運送業は燃料費・人件費・車両維持費の固定費比率が高く、外部環境変化(燃料単価・最低賃金改定・荷主単価交渉)に脆弱です。B社が今後再発防止に取り組んでいる対策は次の3つ:①燃料費サーチャージ制度の導入交渉(荷主との運賃改定で燃料費上昇分を転嫁)、②運転資金枠の常時確保(メインバンクとの定期面談で枠維持)、③ファクタリング登録の継続維持(緊急時の保険として2社の登録を維持)。
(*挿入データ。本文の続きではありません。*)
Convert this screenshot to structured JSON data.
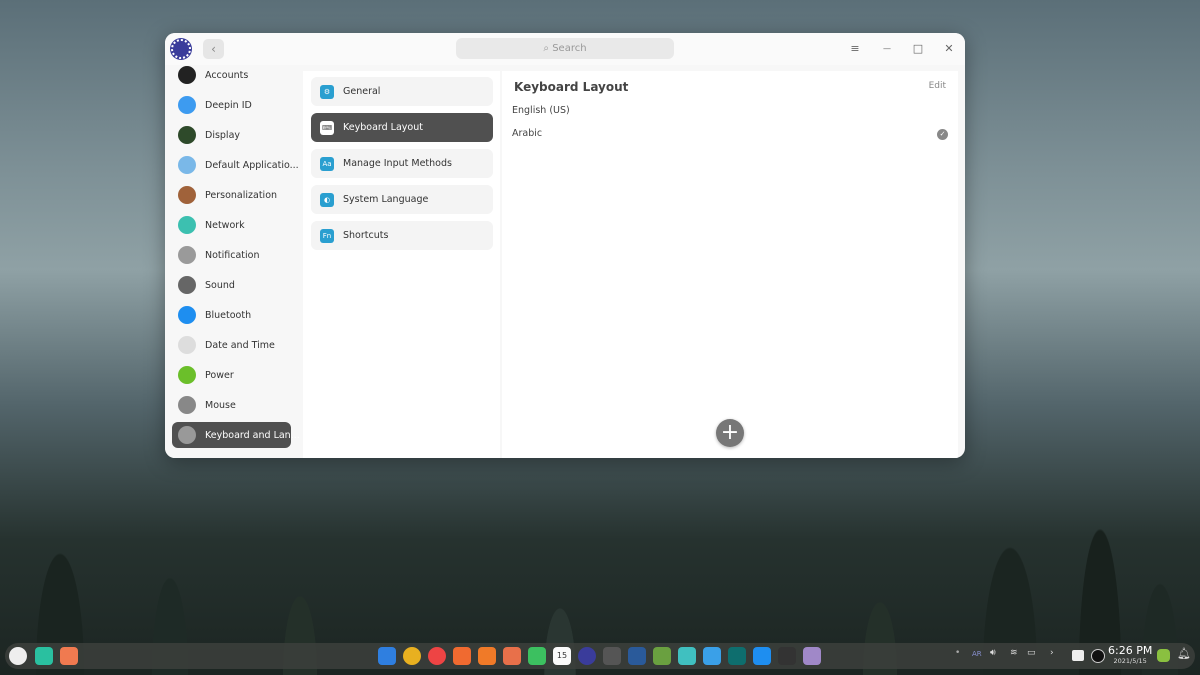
{
  "window": {
    "search_placeholder": "Search",
    "back": "‹",
    "menu": "≡",
    "minimize": "—",
    "maximize": "□",
    "close": "✕"
  },
  "sidebar": {
    "items": [
      {
        "label": "Accounts",
        "color": "#222"
      },
      {
        "label": "Deepin ID",
        "color": "#3d9bf0"
      },
      {
        "label": "Display",
        "color": "#2e4a2a"
      },
      {
        "label": "Default Applicatio...",
        "color": "#7ab8e8"
      },
      {
        "label": "Personalization",
        "color": "#a0623a"
      },
      {
        "label": "Network",
        "color": "#3cc0b0"
      },
      {
        "label": "Notification",
        "color": "#9a9a9a"
      },
      {
        "label": "Sound",
        "color": "#666"
      },
      {
        "label": "Bluetooth",
        "color": "#1e8ef0"
      },
      {
        "label": "Date and Time",
        "color": "#ddd"
      },
      {
        "label": "Power",
        "color": "#6bbf2a"
      },
      {
        "label": "Mouse",
        "color": "#888"
      },
      {
        "label": "Keyboard and Lan...",
        "color": "#999"
      }
    ]
  },
  "middle": {
    "items": [
      {
        "label": "General",
        "icon": "⚙"
      },
      {
        "label": "Keyboard Layout",
        "icon": "⌨"
      },
      {
        "label": "Manage Input Methods",
        "icon": "Aa"
      },
      {
        "label": "System Language",
        "icon": "◐"
      },
      {
        "label": "Shortcuts",
        "icon": "Fn"
      }
    ]
  },
  "main": {
    "title": "Keyboard Layout",
    "edit": "Edit",
    "layouts": [
      "English (US)",
      "Arabic"
    ],
    "check": "✓",
    "add": "+"
  },
  "taskbar": {
    "lang": "AR",
    "time": "6:26 PM",
    "date": "2021/5/15",
    "calendar_day": "15",
    "apps": [
      "#2f7fe0",
      "#e8b020",
      "#e44",
      "#f06a30",
      "#f07a28",
      "#e8704a",
      "#3cc060",
      "#fafafa",
      "#3a3c9b",
      "#555",
      "#2a5a9a",
      "#6aa040",
      "#40c0c0",
      "#3aa0e8",
      "#0e6e6e",
      "#1e8ef0",
      "#333",
      "#a088c8"
    ]
  }
}
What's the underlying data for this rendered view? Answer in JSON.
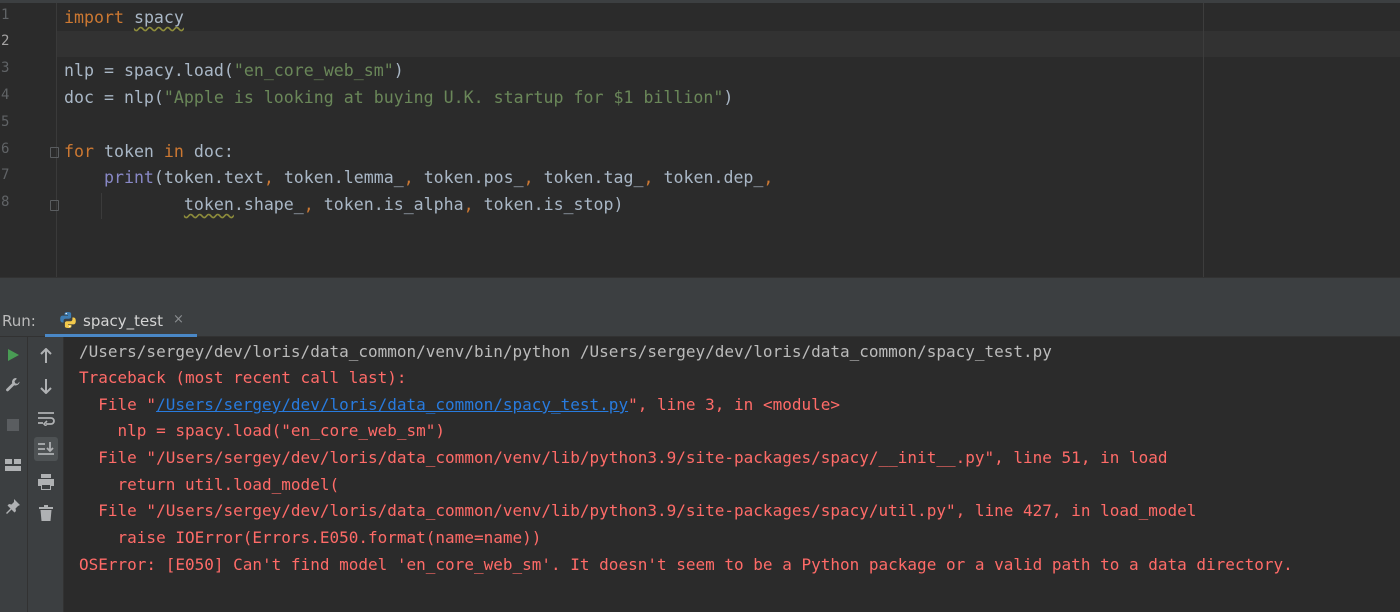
{
  "editor": {
    "line_numbers": [
      "1",
      "2",
      "3",
      "4",
      "5",
      "6",
      "7",
      "8"
    ],
    "active_line": "2",
    "code": {
      "l1_kw": "import",
      "l1_mod": "spacy",
      "l3_a": "nlp = spacy.load(",
      "l3_str": "\"en_core_web_sm\"",
      "l3_b": ")",
      "l4_a": "doc = nlp(",
      "l4_str": "\"Apple is looking at buying U.K. startup for $1 billion\"",
      "l4_b": ")",
      "l6_kw1": "for",
      "l6_a": " token ",
      "l6_kw2": "in",
      "l6_b": " doc:",
      "l7_indent": "    ",
      "l7_fn": "print",
      "l7_a": "(token.text",
      "l7_c1": ",",
      "l7_b": " token.lemma_",
      "l7_c2": ",",
      "l7_c": " token.pos_",
      "l7_c3": ",",
      "l7_d": " token.tag_",
      "l7_c4": ",",
      "l7_e": " token.dep_",
      "l7_c5": ",",
      "l8_indent": "            ",
      "l8_sq": "token",
      "l8_a": ".shape_",
      "l8_c1": ",",
      "l8_b": " token.is_alpha",
      "l8_c2": ",",
      "l8_c": " token.is_stop)"
    }
  },
  "run_panel": {
    "label": "Run:",
    "tab_label": "spacy_test",
    "tab_close": "×"
  },
  "console": {
    "command": "/Users/sergey/dev/loris/data_common/venv/bin/python /Users/sergey/dev/loris/data_common/spacy_test.py",
    "traceback_header": "Traceback (most recent call last):",
    "frame1_prefix": "  File \"",
    "frame1_link": "/Users/sergey/dev/loris/data_common/spacy_test.py",
    "frame1_suffix": "\", line 3, in <module>",
    "frame1_code": "    nlp = spacy.load(\"en_core_web_sm\")",
    "frame2": "  File \"/Users/sergey/dev/loris/data_common/venv/lib/python3.9/site-packages/spacy/__init__.py\", line 51, in load",
    "frame2_code": "    return util.load_model(",
    "frame3": "  File \"/Users/sergey/dev/loris/data_common/venv/lib/python3.9/site-packages/spacy/util.py\", line 427, in load_model",
    "frame3_code": "    raise IOError(Errors.E050.format(name=name))",
    "error": "OSError: [E050] Can't find model 'en_core_web_sm'. It doesn't seem to be a Python package or a valid path to a data directory."
  },
  "colors": {
    "background": "#2b2b2b",
    "keyword": "#cc7832",
    "string": "#6a8759",
    "error": "#ff6b68",
    "link": "#287bde",
    "run_green": "#499c54"
  }
}
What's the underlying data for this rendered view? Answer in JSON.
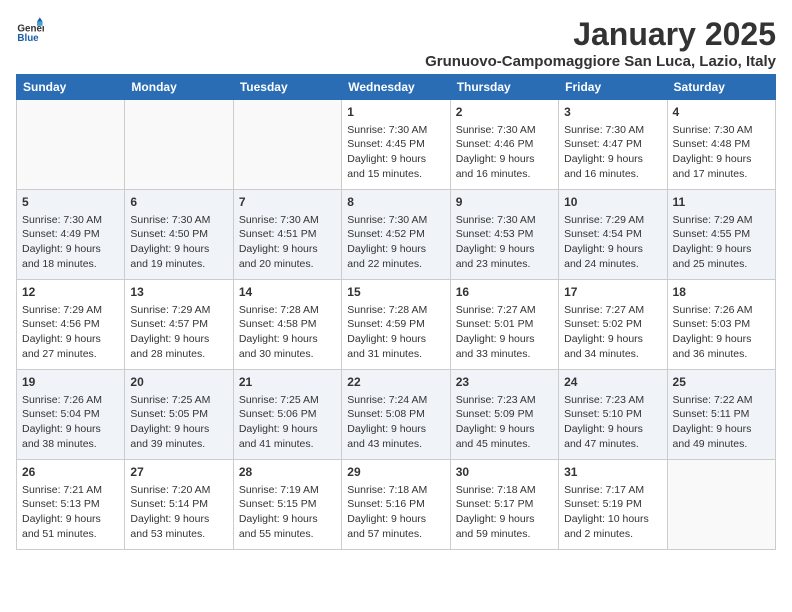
{
  "logo": {
    "line1": "General",
    "line2": "Blue"
  },
  "title": "January 2025",
  "subtitle": "Grunuovo-Campomaggiore San Luca, Lazio, Italy",
  "days_of_week": [
    "Sunday",
    "Monday",
    "Tuesday",
    "Wednesday",
    "Thursday",
    "Friday",
    "Saturday"
  ],
  "weeks": [
    [
      {
        "day": "",
        "info": ""
      },
      {
        "day": "",
        "info": ""
      },
      {
        "day": "",
        "info": ""
      },
      {
        "day": "1",
        "info": "Sunrise: 7:30 AM\nSunset: 4:45 PM\nDaylight: 9 hours and 15 minutes."
      },
      {
        "day": "2",
        "info": "Sunrise: 7:30 AM\nSunset: 4:46 PM\nDaylight: 9 hours and 16 minutes."
      },
      {
        "day": "3",
        "info": "Sunrise: 7:30 AM\nSunset: 4:47 PM\nDaylight: 9 hours and 16 minutes."
      },
      {
        "day": "4",
        "info": "Sunrise: 7:30 AM\nSunset: 4:48 PM\nDaylight: 9 hours and 17 minutes."
      }
    ],
    [
      {
        "day": "5",
        "info": "Sunrise: 7:30 AM\nSunset: 4:49 PM\nDaylight: 9 hours and 18 minutes."
      },
      {
        "day": "6",
        "info": "Sunrise: 7:30 AM\nSunset: 4:50 PM\nDaylight: 9 hours and 19 minutes."
      },
      {
        "day": "7",
        "info": "Sunrise: 7:30 AM\nSunset: 4:51 PM\nDaylight: 9 hours and 20 minutes."
      },
      {
        "day": "8",
        "info": "Sunrise: 7:30 AM\nSunset: 4:52 PM\nDaylight: 9 hours and 22 minutes."
      },
      {
        "day": "9",
        "info": "Sunrise: 7:30 AM\nSunset: 4:53 PM\nDaylight: 9 hours and 23 minutes."
      },
      {
        "day": "10",
        "info": "Sunrise: 7:29 AM\nSunset: 4:54 PM\nDaylight: 9 hours and 24 minutes."
      },
      {
        "day": "11",
        "info": "Sunrise: 7:29 AM\nSunset: 4:55 PM\nDaylight: 9 hours and 25 minutes."
      }
    ],
    [
      {
        "day": "12",
        "info": "Sunrise: 7:29 AM\nSunset: 4:56 PM\nDaylight: 9 hours and 27 minutes."
      },
      {
        "day": "13",
        "info": "Sunrise: 7:29 AM\nSunset: 4:57 PM\nDaylight: 9 hours and 28 minutes."
      },
      {
        "day": "14",
        "info": "Sunrise: 7:28 AM\nSunset: 4:58 PM\nDaylight: 9 hours and 30 minutes."
      },
      {
        "day": "15",
        "info": "Sunrise: 7:28 AM\nSunset: 4:59 PM\nDaylight: 9 hours and 31 minutes."
      },
      {
        "day": "16",
        "info": "Sunrise: 7:27 AM\nSunset: 5:01 PM\nDaylight: 9 hours and 33 minutes."
      },
      {
        "day": "17",
        "info": "Sunrise: 7:27 AM\nSunset: 5:02 PM\nDaylight: 9 hours and 34 minutes."
      },
      {
        "day": "18",
        "info": "Sunrise: 7:26 AM\nSunset: 5:03 PM\nDaylight: 9 hours and 36 minutes."
      }
    ],
    [
      {
        "day": "19",
        "info": "Sunrise: 7:26 AM\nSunset: 5:04 PM\nDaylight: 9 hours and 38 minutes."
      },
      {
        "day": "20",
        "info": "Sunrise: 7:25 AM\nSunset: 5:05 PM\nDaylight: 9 hours and 39 minutes."
      },
      {
        "day": "21",
        "info": "Sunrise: 7:25 AM\nSunset: 5:06 PM\nDaylight: 9 hours and 41 minutes."
      },
      {
        "day": "22",
        "info": "Sunrise: 7:24 AM\nSunset: 5:08 PM\nDaylight: 9 hours and 43 minutes."
      },
      {
        "day": "23",
        "info": "Sunrise: 7:23 AM\nSunset: 5:09 PM\nDaylight: 9 hours and 45 minutes."
      },
      {
        "day": "24",
        "info": "Sunrise: 7:23 AM\nSunset: 5:10 PM\nDaylight: 9 hours and 47 minutes."
      },
      {
        "day": "25",
        "info": "Sunrise: 7:22 AM\nSunset: 5:11 PM\nDaylight: 9 hours and 49 minutes."
      }
    ],
    [
      {
        "day": "26",
        "info": "Sunrise: 7:21 AM\nSunset: 5:13 PM\nDaylight: 9 hours and 51 minutes."
      },
      {
        "day": "27",
        "info": "Sunrise: 7:20 AM\nSunset: 5:14 PM\nDaylight: 9 hours and 53 minutes."
      },
      {
        "day": "28",
        "info": "Sunrise: 7:19 AM\nSunset: 5:15 PM\nDaylight: 9 hours and 55 minutes."
      },
      {
        "day": "29",
        "info": "Sunrise: 7:18 AM\nSunset: 5:16 PM\nDaylight: 9 hours and 57 minutes."
      },
      {
        "day": "30",
        "info": "Sunrise: 7:18 AM\nSunset: 5:17 PM\nDaylight: 9 hours and 59 minutes."
      },
      {
        "day": "31",
        "info": "Sunrise: 7:17 AM\nSunset: 5:19 PM\nDaylight: 10 hours and 2 minutes."
      },
      {
        "day": "",
        "info": ""
      }
    ]
  ]
}
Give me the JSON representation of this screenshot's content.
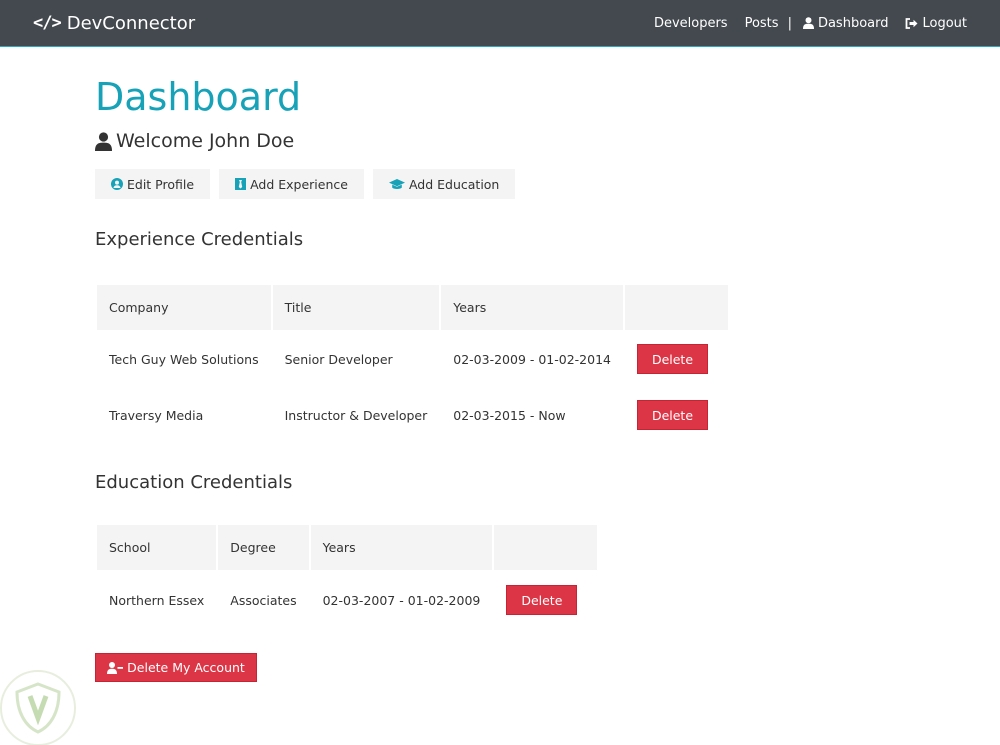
{
  "navbar": {
    "brand": "DevConnector",
    "brand_icon": "code-icon",
    "links": {
      "developers": "Developers",
      "posts": "Posts",
      "separator": "|",
      "dashboard": "Dashboard",
      "logout": "Logout"
    }
  },
  "page": {
    "title": "Dashboard",
    "welcome": "Welcome John Doe"
  },
  "actions": {
    "edit_profile": "Edit Profile",
    "add_experience": "Add Experience",
    "add_education": "Add Education"
  },
  "experience": {
    "title": "Experience Credentials",
    "headers": [
      "Company",
      "Title",
      "Years",
      ""
    ],
    "rows": [
      {
        "company": "Tech Guy Web Solutions",
        "title": "Senior Developer",
        "years": "02-03-2009 - 01-02-2014",
        "action": "Delete"
      },
      {
        "company": "Traversy Media",
        "title": "Instructor & Developer",
        "years": "02-03-2015 - Now",
        "action": "Delete"
      }
    ]
  },
  "education": {
    "title": "Education Credentials",
    "headers": [
      "School",
      "Degree",
      "Years",
      ""
    ],
    "rows": [
      {
        "school": "Northern Essex",
        "degree": "Associates",
        "years": "02-03-2007 - 01-02-2009",
        "action": "Delete"
      }
    ]
  },
  "delete_account": "Delete My Account",
  "colors": {
    "primary": "#17a2b8",
    "dark": "#343a40",
    "danger": "#dc3545",
    "light": "#f4f4f4"
  }
}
同じ運送業の経営者からは「事業継続のために予防的な金融インフラを整える発想が重要」との声があり、緊急時に動ける選択肢を平時から複数用意しておく経営姿勢が学びとなります。

この事例から学べる教訓

緊急時はファクタリングで時間を買い、根本的な資金は公庫融資で確保するハイブリッド運用。経営危機からの脱出7ステップの典型実例。

同様の課題を抱える事業者は、まず資金繰り表で月次の入出金を可視化し、不足月を特定した上でファクタリング・銀行融資・公的支援の組合せを検討することを推奨します。